A “Marie Skłodowska-Curie” Individual Fellowship of the Research and Innovation Horizon 2020 European program has been assigned to Dr Giada Petringa, former post-doc at the Italian Instituto Nazionale di Fisica Nucleare (INFN-LNS).

The Fellow is co-funded by the Institute of Physics Institute of the Czech Academy of Sciences in Prague.

During the two-year fellowship Dr Petringa will carry out a research project focused on the realization of a novel detector for diagnostics and dosimetry of both conventional and laser-based ion accelerators.

The Research project named PRAGUE (PRoton RAnge measure Using Silicon CarbidE) will be carried out by the young Italian researcher at the ELI Beamlines Research Centre in the Czech Republic under the supervision of Dr Daniele Margarone, where one of the most powerful laser system worldwide will be available along with a target area fully dedicated to the acceleration of ions by ultrahigh intensity laser-matter interaction.

The project foresees the realization of a new dosimetric system based on the use of Silicon Carbide detectors. It will allow to reconstruct depth-dose distributions of energetic (10 – 250 MeV range) proton and ion beams used in hadron therapy and in medical applications, demonstrating unprecedented temporal and spatial resolution.

The precise evaluation of the depth-dose distribution represents, in fact, one of the most important parameters to be evaluated during the quality assurance procedures of any hadron beam used in clinical applications.

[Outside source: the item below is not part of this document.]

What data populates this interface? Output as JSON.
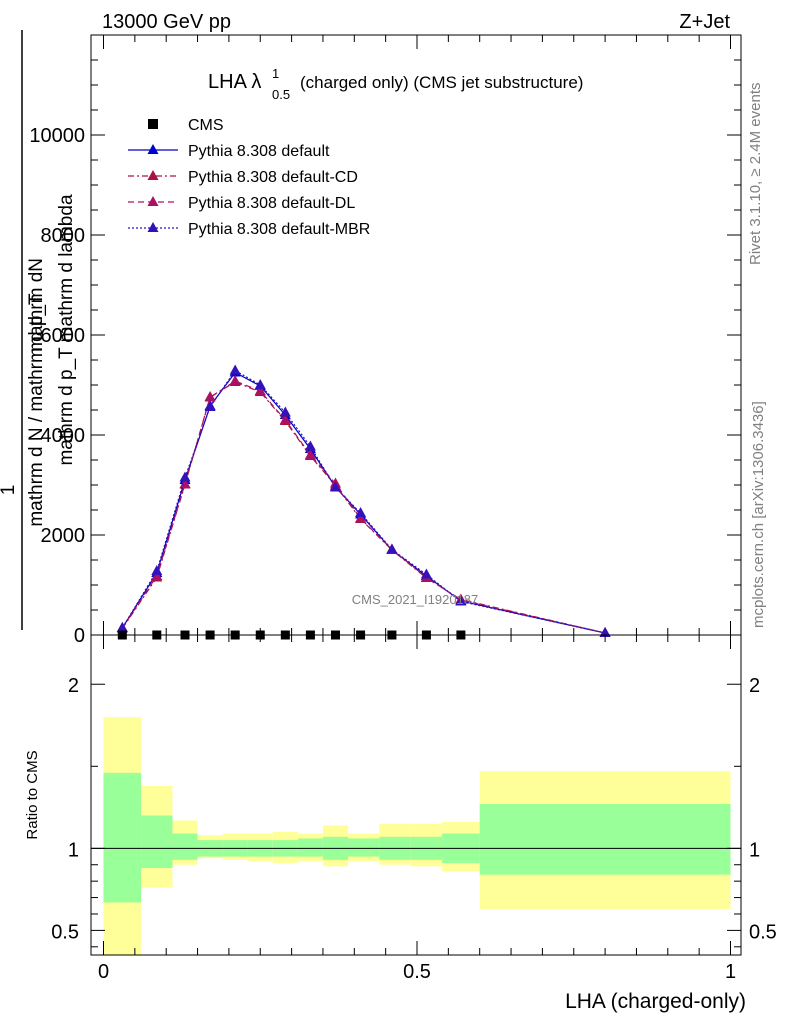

Nowadays, the available systems for the depth dose profile reconstruction have millimeter-level resolution, while the detector to be developed by Dr Petringa will push this limit down to the sub-millimeter-level thanks to the newly developed Silicon Carbide technologies.

At the same time, the detector will be tested with extremely intense ion beams generated in  ultrahigh power laser-matter interaction processes. Such laser-acceleration approach is currently considered as one of the research frontiers for the construction of new accelerators in the field of hadron therapy using clinically effective Flash regimes.

The design of such detector and its working principle is  protected by an international patent, thus it will clearly be the first detector working in two distinct irradiation regimes (conventional intensities and flash), also capable to provide information on ion energy distribution, released dose profile and ion range.

The main goal of the “Marie Skłodowska-Curie Individual Fellowships” is the valorization of Dr Petringa’s innovative ideas, as young researcher, and the possibility to develop her project in an highly recognized research institution operating d in a EU Country.